I am running a utility, which emits the following:

  • Progress to its Standard Error
  • Data/Yield/Output to its Standard Output

I did not build the utility, nor can I easily modify it.

I wish to do the following:

  • Send its Standard Error directly to Standard Output
  • Buffer its Output, and flush it to Standard Output once the command exits
    (There is less than 10KiB of data liable to be here, so RAM is no issue.)

Can this be done in POSIX sh (and calling in only utilities common to both Linux and OpenBSD), without the indeterminism / potential race conditions / etc. arising from a named pipe or temporary file?

Best Answer

You should be able to do something like:

{
  cmd 2>&3 3>&- |
    awk '    {saved = saved $0 ORS}
         END {printf "%s", saved}' 3>&-
} 3>&1

Here using awk to hold all cmd's output (after cmd has written its stderr output to the script's stdout).

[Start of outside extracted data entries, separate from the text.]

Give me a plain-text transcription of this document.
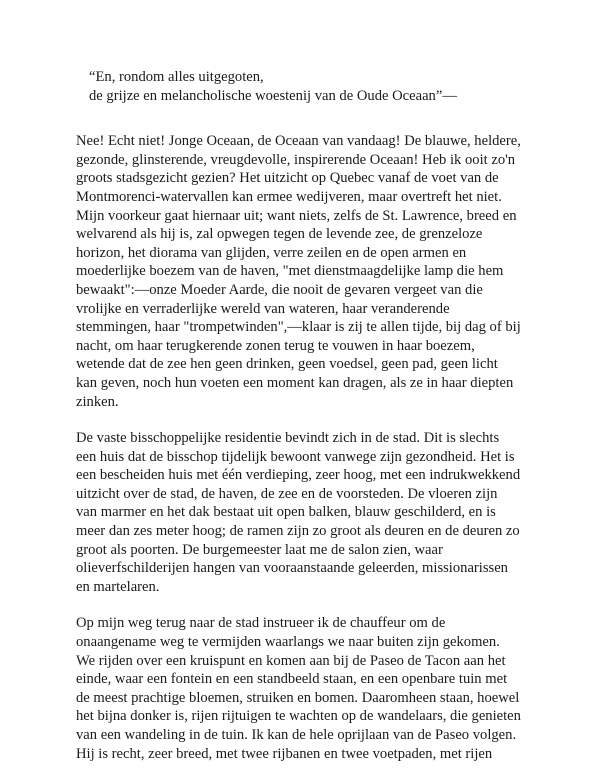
“En, rondom alles uitgegoten,
de grijze en melancholische woestenij van de Oude Oceaan”—
Nee! Echt niet! Jonge Oceaan, de Oceaan van vandaag! De blauwe, heldere,
gezonde, glinsterende, vreugdevolle, inspirerende Oceaan! Heb ik ooit zo'n
groots stadsgezicht gezien? Het uitzicht op Quebec vanaf de voet van de
Montmorenci-watervallen kan ermee wedijveren, maar overtreft het niet.
Mijn voorkeur gaat hiernaar uit; want niets, zelfs de St. Lawrence, breed en
welvarend als hij is, zal opwegen tegen de levende zee, de grenzeloze
horizon, het diorama van glijden, verre zeilen en de open armen en
moederlijke boezem van de haven, "met dienstmaagdelijke lamp die hem
bewaakt":—onze Moeder Aarde, die nooit de gevaren vergeet van die
vrolijke en verraderlijke wereld van wateren, haar veranderende
stemmingen, haar "trompetwinden",—klaar is zij te allen tijde, bij dag of bij
nacht, om haar terugkerende zonen terug te vouwen in haar boezem,
wetende dat de zee hen geen drinken, geen voedsel, geen pad, geen licht
kan geven, noch hun voeten een moment kan dragen, als ze in haar diepten
zinken.
De vaste bisschoppelijke residentie bevindt zich in de stad. Dit is slechts
een huis dat de bisschop tijdelijk bewoont vanwege zijn gezondheid. Het is
een bescheiden huis met één verdieping, zeer hoog, met een indrukwekkend
uitzicht over de stad, de haven, de zee en de voorsteden. De vloeren zijn
van marmer en het dak bestaat uit open balken, blauw geschilderd, en is
meer dan zes meter hoog; de ramen zijn zo groot als deuren en de deuren zo
groot als poorten. De burgemeester laat me de salon zien, waar
olieverfschilderijen hangen van vooraanstaande geleerden, missionarissen
en martelaren.
Op mijn weg terug naar de stad instrueer ik de chauffeur om de
onaangename weg te vermijden waarlangs we naar buiten zijn gekomen.
We rijden over een kruispunt en komen aan bij de Paseo de Tacon aan het
einde, waar een fontein en een standbeeld staan, en een openbare tuin met
de meest prachtige bloemen, struiken en bomen. Daaromheen staan, hoewel
het bijna donker is, rijen rijtuigen te wachten op de wandelaars, die genieten
van een wandeling in de tuin. Ik kan de hele oprijlaan van de Paseo volgen.
Hij is recht, zeer breed, met twee rijbanen en twee voetpaden, met rijen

awk will read until the writing end of the pipe is closed. Normally, that only happens when cmd (and all the processes it forks and still hold a fd to the pipe) finishes. If for some reason, cmd decides to explicitly close its stdout and later write some more progress on stderr, that extra progress could end up after the normal output. You could work around that by replacing cmd with (cmd; exit), where awk would then also wait for that subshell (which also has its stdout open to the pipe) to finish and that subshell happens to wait for cmd to finish (and report its exit status with exit).

But that should not be necessary with a well-behaved cmd. That would also not address the case where cmd forks (and doesn't wait for) a child process with its stdout redirected, which could write to its stderr long after awk or even that script finishes (probably a more likely scenario than a command that explicitly closes its stdout).

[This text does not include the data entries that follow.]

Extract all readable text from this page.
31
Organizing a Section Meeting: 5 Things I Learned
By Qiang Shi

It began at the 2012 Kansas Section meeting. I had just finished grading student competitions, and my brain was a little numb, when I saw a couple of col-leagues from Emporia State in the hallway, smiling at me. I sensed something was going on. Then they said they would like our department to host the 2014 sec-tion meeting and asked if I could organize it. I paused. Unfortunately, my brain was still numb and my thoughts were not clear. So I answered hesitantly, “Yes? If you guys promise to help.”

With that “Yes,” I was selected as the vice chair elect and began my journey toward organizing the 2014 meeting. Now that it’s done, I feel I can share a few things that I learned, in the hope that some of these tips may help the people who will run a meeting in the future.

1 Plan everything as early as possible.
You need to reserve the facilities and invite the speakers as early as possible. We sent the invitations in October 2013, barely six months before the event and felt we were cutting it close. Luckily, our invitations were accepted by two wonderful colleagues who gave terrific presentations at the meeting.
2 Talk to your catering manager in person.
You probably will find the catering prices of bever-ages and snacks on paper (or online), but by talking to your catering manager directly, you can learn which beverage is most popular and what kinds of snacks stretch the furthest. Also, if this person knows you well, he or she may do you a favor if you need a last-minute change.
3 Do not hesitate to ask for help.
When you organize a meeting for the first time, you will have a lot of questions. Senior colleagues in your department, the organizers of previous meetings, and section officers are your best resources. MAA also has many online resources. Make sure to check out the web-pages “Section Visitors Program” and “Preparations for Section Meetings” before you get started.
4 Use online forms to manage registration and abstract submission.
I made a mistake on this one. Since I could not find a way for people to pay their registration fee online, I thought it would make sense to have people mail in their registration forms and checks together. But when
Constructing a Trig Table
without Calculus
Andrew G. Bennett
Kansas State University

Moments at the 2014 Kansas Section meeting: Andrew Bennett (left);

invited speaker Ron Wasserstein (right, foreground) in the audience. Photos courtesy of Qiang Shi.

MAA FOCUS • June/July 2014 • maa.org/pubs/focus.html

If cmd's output is not text, note that not all awk implementations can deal with byte 0 or extra-long lines, and a newline character will be added at the end if it was not already in the input.

The POSIX toolchest doesn't have any command that can store arbitrary amounts of binary data in memory and display it later.

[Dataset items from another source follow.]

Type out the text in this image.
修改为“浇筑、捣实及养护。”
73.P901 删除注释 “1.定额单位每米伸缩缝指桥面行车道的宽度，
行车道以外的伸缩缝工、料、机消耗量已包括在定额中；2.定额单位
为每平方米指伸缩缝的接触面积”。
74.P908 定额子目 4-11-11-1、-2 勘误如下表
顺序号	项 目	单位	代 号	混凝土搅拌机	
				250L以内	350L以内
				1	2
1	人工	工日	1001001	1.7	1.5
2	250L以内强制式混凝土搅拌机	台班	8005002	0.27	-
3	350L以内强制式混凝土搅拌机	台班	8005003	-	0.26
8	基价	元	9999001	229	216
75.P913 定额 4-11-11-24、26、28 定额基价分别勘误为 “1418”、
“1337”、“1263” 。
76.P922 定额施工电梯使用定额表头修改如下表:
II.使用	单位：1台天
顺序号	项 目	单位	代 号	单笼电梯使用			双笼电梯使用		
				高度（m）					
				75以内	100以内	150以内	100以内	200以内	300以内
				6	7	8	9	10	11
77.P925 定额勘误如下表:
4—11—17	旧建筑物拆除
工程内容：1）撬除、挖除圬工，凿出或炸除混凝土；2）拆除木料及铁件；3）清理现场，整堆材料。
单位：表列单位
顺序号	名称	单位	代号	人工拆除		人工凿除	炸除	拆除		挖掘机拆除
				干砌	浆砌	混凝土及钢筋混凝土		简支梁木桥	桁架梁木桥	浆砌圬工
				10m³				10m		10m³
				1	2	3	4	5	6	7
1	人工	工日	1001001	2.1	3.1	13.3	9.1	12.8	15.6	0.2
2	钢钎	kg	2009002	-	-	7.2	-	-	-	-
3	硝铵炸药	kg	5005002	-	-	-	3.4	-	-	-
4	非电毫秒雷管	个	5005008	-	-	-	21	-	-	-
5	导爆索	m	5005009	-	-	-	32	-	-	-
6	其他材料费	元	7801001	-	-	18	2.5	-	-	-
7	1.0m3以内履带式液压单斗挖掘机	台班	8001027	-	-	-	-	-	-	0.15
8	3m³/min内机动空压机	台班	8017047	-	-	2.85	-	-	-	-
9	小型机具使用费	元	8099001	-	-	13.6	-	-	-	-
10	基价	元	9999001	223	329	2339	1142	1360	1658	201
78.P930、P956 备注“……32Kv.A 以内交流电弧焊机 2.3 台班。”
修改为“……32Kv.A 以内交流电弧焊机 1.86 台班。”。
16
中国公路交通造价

If perl is available, you can replace the awk command with just perl -0777 -pe ''.

Here, instead of memory, you could store the output in a temporary file, which would address the binary output issue and would likely scale better to larger outputs.

Unfortunately, the only POSIX way to create a temporary file reliably is using the m4 utility, but that utility (even though one mandated by POSIX) is not always found on production systems these days. You're probably more likely to find perl than m4.

In any case, that could be:

die() {
  [ "$#" -eq 0 ] || printf >&2 '%s\n' "$@"
  exit 1
}

tmpdir=${TMPDIR:-/tmp}
tmpfile=$(
  echo 'mkstemp(TEMPLATE)' |
    m4 -D "TEMPLATE=${tmpdir%/}/XXXXXXX"
) && [ -n "$tmpfile" ] || die 'Cannot get a temp file'

{
  rm -f -- "$tmpfile" || die "Cannot remove $tmpfile"
  cmd 2>&1 >&3 3>&- 4<&-
  cat <&4
} 3> "$tmpfile" 4< "$tmpfile"

Here unlinking the temporary file after it's been opened but before running cmd as a neat way to handle clean-up.

If you're targeting only GNU (remember "Linux" is not an OS, just a kernel found on a great variety of OSes, some of which don't even have a sh) and OpenBSD systems, then you should be able to use mktemp instead of m4 to create the temporary file.